Plasmonic Au Nanooctahedrons Enhance Light Harvesting and Photocarrier Extraction in Perovskite Solar Cell

Improvements in the light-harvesting capacity and the carrier extraction are both significant to improve the photovoltaic performance of perovskite solar cells (PSCs). It has been proved that local surface plasmon resonance (LSPR) based on metallic nanostructures is practical for capturing light to enhance light harvesting. Motivated by this, a special shaped Au nanoparticle, e.g., nanooctahedrons (Au NOs), with a broadband LSPR peak and a suitable size is controlled synthesized and applied in a PSCs device. The power conversion efficiency of PSCs is increased from 16.95 to 19.05% with a short-circuit current density (J(sc)) as high as 23.63 mA/cm(2). Besides the enhanced light-trapping effect of Au NOs LSPR proved by optical spectroscopy analysis, the Kelvin probe force microscopy results show that Au NOs can also effectively reduce the surface potential of the electron transport layer, which promotes effective photocarrier extraction at the interfaces.
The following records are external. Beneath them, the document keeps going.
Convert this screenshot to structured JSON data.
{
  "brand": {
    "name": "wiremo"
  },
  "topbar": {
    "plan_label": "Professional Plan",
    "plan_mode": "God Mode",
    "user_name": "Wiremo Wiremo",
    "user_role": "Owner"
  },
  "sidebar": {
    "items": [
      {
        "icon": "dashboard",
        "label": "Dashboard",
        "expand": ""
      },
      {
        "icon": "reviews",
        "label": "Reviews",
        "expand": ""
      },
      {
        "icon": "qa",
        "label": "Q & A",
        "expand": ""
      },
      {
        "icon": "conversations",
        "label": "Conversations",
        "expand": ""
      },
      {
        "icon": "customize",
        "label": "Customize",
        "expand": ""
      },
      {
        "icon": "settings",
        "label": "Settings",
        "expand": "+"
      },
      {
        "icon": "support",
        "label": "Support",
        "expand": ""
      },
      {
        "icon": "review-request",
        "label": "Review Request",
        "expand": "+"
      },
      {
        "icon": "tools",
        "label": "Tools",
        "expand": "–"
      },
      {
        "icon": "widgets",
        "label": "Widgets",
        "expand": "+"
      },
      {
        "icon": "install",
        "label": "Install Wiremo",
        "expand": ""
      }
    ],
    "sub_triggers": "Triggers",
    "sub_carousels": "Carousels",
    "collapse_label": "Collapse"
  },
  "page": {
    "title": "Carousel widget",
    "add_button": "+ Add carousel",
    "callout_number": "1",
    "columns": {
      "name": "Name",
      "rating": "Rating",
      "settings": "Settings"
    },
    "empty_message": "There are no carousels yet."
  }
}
This paper sheds light on the question of how plasmon excitation and light localization might be used advantageously in high-efficiency photovoltaics.

Automated summary

Improving the light-harvesting capacity and carrier extraction in perovskite solar cells (PSCs) is crucial for enhancing their photovoltaic performance. By introducing specially shaped gold nanoparticles with a broad LSPR peak, the efficiency of PSCs was increased from 16.95% to 19.05%, with a high short-circuit current density of 23.63 mA/cm(2). This study demonstrates the potential of utilizing plasmon excitation and light localization for high-efficiency photovoltaics.